En el trabajo de Vermeer se discute mucho su uso de la luz como representación de la presencia divina. O será que la presencia de la luz nos conecta con lo divino? Es lo mismo. Quizás lo relevante en esta obra maestra, con la que comienzo y de la cual se extienden estos pensamientos, sea su capacidad sutil y contundente de enfocar nuestra atención sobre esa relación vital entre el hombre y la luz.

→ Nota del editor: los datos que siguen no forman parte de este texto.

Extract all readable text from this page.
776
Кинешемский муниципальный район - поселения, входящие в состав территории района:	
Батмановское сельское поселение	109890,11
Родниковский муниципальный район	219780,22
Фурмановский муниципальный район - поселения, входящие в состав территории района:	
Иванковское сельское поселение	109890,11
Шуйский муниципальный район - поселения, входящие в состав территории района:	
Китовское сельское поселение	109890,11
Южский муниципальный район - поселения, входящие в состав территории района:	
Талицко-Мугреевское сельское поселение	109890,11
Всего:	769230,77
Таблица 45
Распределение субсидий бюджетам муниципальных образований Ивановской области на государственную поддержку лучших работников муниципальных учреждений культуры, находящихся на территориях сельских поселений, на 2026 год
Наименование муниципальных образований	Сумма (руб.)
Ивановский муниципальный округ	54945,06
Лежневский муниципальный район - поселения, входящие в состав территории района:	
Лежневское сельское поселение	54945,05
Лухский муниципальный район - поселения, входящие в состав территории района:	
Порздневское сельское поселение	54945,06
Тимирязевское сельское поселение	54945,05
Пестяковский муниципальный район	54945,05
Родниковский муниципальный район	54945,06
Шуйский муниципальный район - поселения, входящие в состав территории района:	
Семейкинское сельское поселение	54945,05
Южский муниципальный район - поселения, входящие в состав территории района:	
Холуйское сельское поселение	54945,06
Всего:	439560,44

Si en algún recorrido se encuentran en esta ciudad del amor fraternal, Filadelfia, consideren visitar a la “Joven sentanda al virginal” de J. Vermeer. Se encuentra tranquila y despreocupada en una salita del museo, cosa curiosa si pensamos en la cantidad de público que atrae la obra del maestro en el mundo, y considerando que su obra completa no llega a cuarenta pinturas. Pero allí está, en un préstamo fortuito, con una presencia temporal, atrayéndonos con una luz remota y virtuosa, a quienes deambulamos buscando por las paredes alguna pequeña ventana como ésta, que nos dé la oportunidad de espiar no sólo otros tiempos, sino también alguna otra dimensión.